The Organization Suffers

  • The status quo will continue. Marginal employees will stay marginal. Good employees don’t become great and star performers don’t achieve their potential.
  • Company productivity will not be what it could be. Numerous studies have shown that there is a high correlation between organizations with effective performance appraisal systems and strong company valuation
  • Poor communication is one of the most common workplace problems. Inadequate appraisal communication contributes to that.
  • Termination or corrective action decisions are difficult to justify if documentation, including appraisals, don’t support them.
  • Company credibility suffers.
  • The ability to groom employees for advancement, transfers, succession planning, and simply having a cross trained workforce is hindered.
    • Promotion and pay decisions become less objective and credible.

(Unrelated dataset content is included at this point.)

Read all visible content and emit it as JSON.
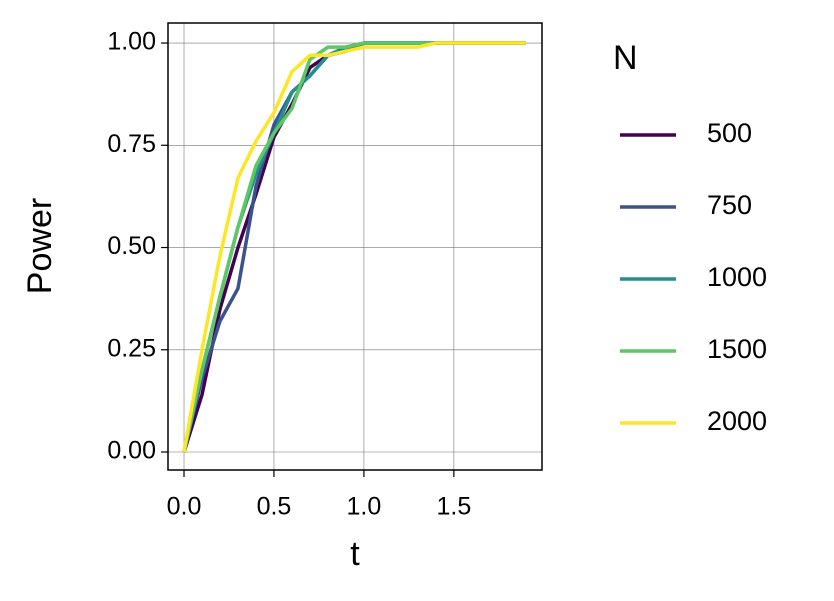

Other Employees Are Affected

  • If everybody is above average then some employees may wonder why they should work hard and try to distinguish themselves?
  • If you’re a mediocre performer there’s little incentive to improve.
  • Pay may be viewed more as an entitlement than as a reward to distinguish top performance. Some employees will be paid more than they deserve and truly outstanding employees will be paid less than they should.
  • Promotions may not be seen as objective or given to the most deserving staff members.
  • Most people compare themselves to what others do and receive. A less than meaningful appraisal system can leave people unmotivated and resentful.

What Can Be Done?

  • Most importantly, train your managers. Managers need to understand how to conduct effective, objective appraisals and why they’re so important.
  • Inform all employees regarding your performance standards, criteria and the appraisal process.
  • Use an appraisal system in which factors and goals are clearly defined and there are “bright lines” between performance levels which everyone understands.
  • HR or senior management can review appraisals to ensure they are properly completed, well documented to support ratings, and meet established guidelines.
  • Managers can be evaluated on how well they complete appraisals. Are they on time, meaningful, professional, and honest?
  • Some organizations use a “forced distribution” system in which only a designated percentage of employees could be given superior scores. While this certainly limits the number of employees who would be considered “above average” it can also cause organizational problems and should only be implemented with significant thought and planning.